Acceleration and controll of chemical reactions
Catalysis refers to the ability of certain substances, so-called catalysts, to influence the kinetics of a chemical reaction in a targeted manner. Catalysts reduce the activation energy of the respective chemical reaction without themselves being consumed. Catalytic processes take place at the outermost atomic layer of a catalyst. Therefore, it is not surprising that quantitative, surface-analytical methods such as Low Energy Ion Scattering (LEIS) or X-ray Photoelectron Spectroscopy (XPS, ESCA) are used both in catalyst development as well as in finding causes for catalyst deactivation.
LEIS investigation of the regeneration of a catalyst
One of the biggest challenges in the operation of catalysts is the elucidation of deactivation phenomena. The present example shows how the activity of a 3-way catalyst is adversely affected by "cold start" conditions. The catalyst consists of platinum and rhodium on an oxide support.

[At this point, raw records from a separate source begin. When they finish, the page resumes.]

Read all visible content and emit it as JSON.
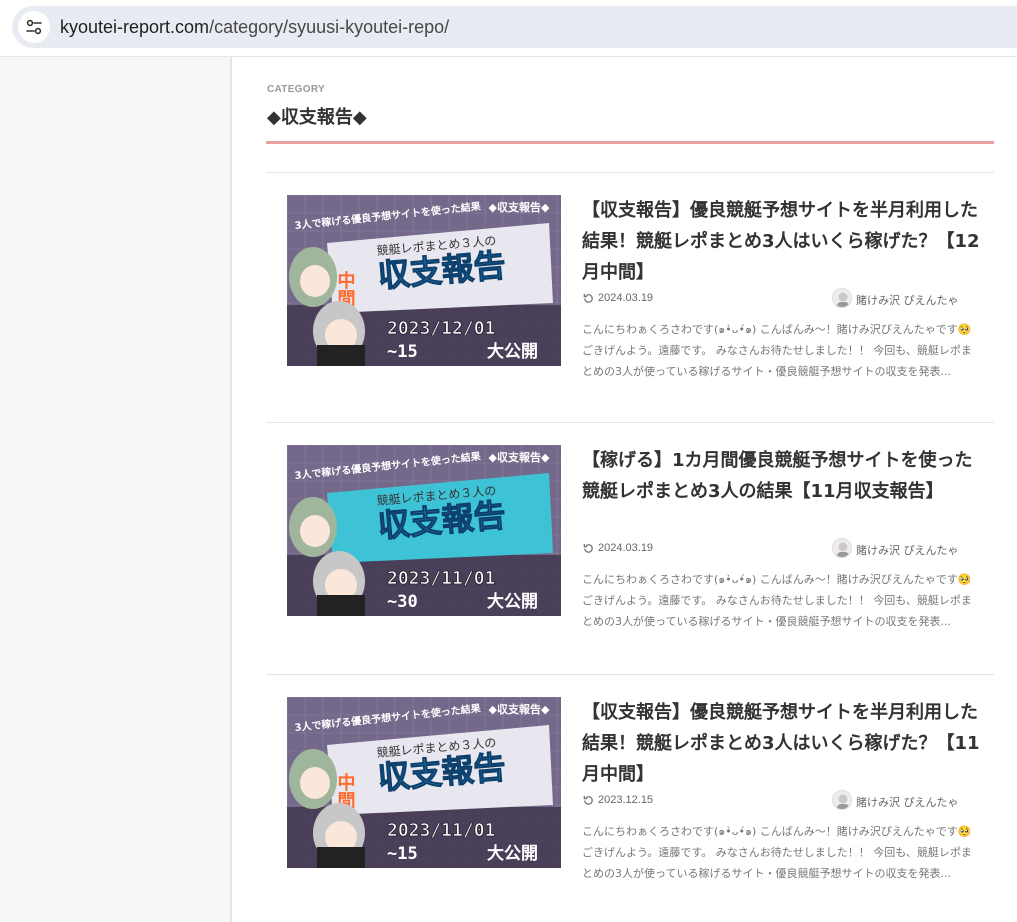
{
  "browser": {
    "url_domain": "kyoutei-report.com",
    "url_path": "/category/syuusi-kyoutei-repo/"
  },
  "category": {
    "label": "CATEGORY",
    "title": "◆収支報告◆"
  },
  "articles": [
    {
      "title": "【収支報告】優良競艇予想サイトを半月利用した結果！競艇レポまとめ3人はいくら稼げた？【12月中間】",
      "date": "2024.03.19",
      "author": "賭けみ沢 ぴえんたゃ",
      "excerpt": "こんにちわぁくろさわです(๑•̀ᴗ•́๑) こんばんみ〜！賭けみ沢ぴえんたゃです🥺 ごきげんよう。遠藤です。 みなさんお待たせしました！！ 今回も、競艇レポまとめの3人が使っている稼げるサイト・優良競艇予想サイトの収支を発表...",
      "thumb": {
        "tag": "◆収支報告◆",
        "top_text": "3人で稼げる優良予想サイトを使った結果",
        "sub_text": "競艇レポまとめ３人の",
        "side_text": "中間",
        "main_text": "収支報告",
        "date_text": "2023/12/01",
        "range_text": "~15",
        "release_text": "大公開",
        "accent": "#5b6b7a"
      }
    },
    {
      "title": "【稼げる】1カ月間優良競艇予想サイトを使った競艇レポまとめ3人の結果【11月収支報告】",
      "date": "2024.03.19",
      "author": "賭けみ沢 ぴえんたゃ",
      "excerpt": "こんにちわぁくろさわです(๑•̀ᴗ•́๑) こんばんみ〜！賭けみ沢ぴえんたゃです🥺 ごきげんよう。遠藤です。 みなさんお待たせしました！！ 今回も、競艇レポまとめの3人が使っている稼げるサイト・優良競艇予想サイトの収支を発表...",
      "thumb": {
        "tag": "◆収支報告◆",
        "top_text": "3人で稼げる優良予想サイトを使った結果",
        "sub_text": "競艇レポまとめ３人の",
        "side_text": "",
        "main_text": "収支報告",
        "date_text": "2023/11/01",
        "range_text": "~30",
        "release_text": "大公開",
        "accent": "#3ec3d6"
      }
    },
    {
      "title": "【収支報告】優良競艇予想サイトを半月利用した結果！競艇レポまとめ3人はいくら稼げた？【11月中間】",
      "date": "2023.12.15",
      "author": "賭けみ沢 ぴえんたゃ",
      "excerpt": "こんにちわぁくろさわです(๑•̀ᴗ•́๑) こんばんみ〜！賭けみ沢ぴえんたゃです🥺 ごきげんよう。遠藤です。 みなさんお待たせしました！！ 今回も、競艇レポまとめの3人が使っている稼げるサイト・優良競艇予想サイトの収支を発表...",
      "thumb": {
        "tag": "◆収支報告◆",
        "top_text": "3人で稼げる優良予想サイトを使った結果",
        "sub_text": "競艇レポまとめ３人の",
        "side_text": "中間",
        "main_text": "収支報告",
        "date_text": "2023/11/01",
        "range_text": "~15",
        "release_text": "大公開",
        "accent": "#5b6b7a"
      }
    }
  ]
}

The LEIS spectrum of the surface of a new catalyst ("fresh") shows a clear platinum surface peak. If the catalyst is used under cold start conditions, this peak is no longer visible because the platinum surface is covered with soot. The platinum is therefore no longer available for a catalytic reaction. The soot can be removed by a regeneration step. This leads to an exposure of the platinum surface ("regenerated") and the catalytic activity is restored.